Black Friday: Assine a partir de 1,49/semana

Pátria armada: como Bolsonaro quer tornar o país ainda mais bélico

No governo atual, civis já possuem quase o dobro de poder de fogo das Polícias Militares

Por Edoardo Ghirotto Atualizado em 4 jun 2024, 13h35 - Publicado em 19 fev 2021, 06h00

Mais uma vez a estratégia de guerra se repetiu.

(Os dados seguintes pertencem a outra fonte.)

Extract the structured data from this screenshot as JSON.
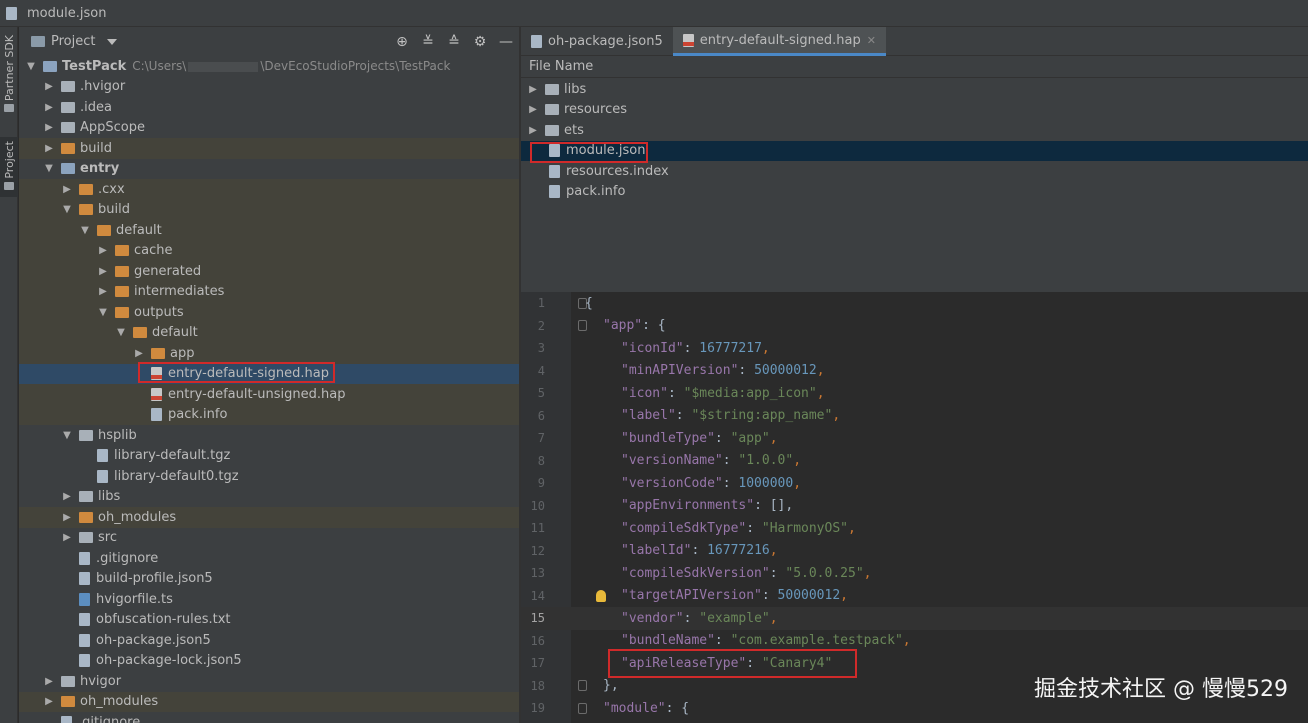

Com a popularidade em queda e diante de uma série de questões complexas para resolver, como o agravamento da pandemia e as discussões fiscais sobre a retomada do auxílio emergencial (veja a reportagem na pág. 32), Jair Bolsonaro mirou na sua base mais radical de apoiadores, editando quatro decretos que ampliam o acesso da população às armas de fogo e restringem a capacidade das autoridades de rastrear e fiscalizar a legalidade do arsenal que está nas mãos de civis. Já era quase madrugada do sábado de Carnaval quando os dispositivos foram publicados no Diário Oficial. Horas depois, o presidente viajou para passar uns dias mergulhando e andando de jet ski nas praias de Santa Catarina. No domingo, questionado pela imprensa sobre as consequências da política bélica, jactou-se do ataque mais recente: “O povo tá vibrando”.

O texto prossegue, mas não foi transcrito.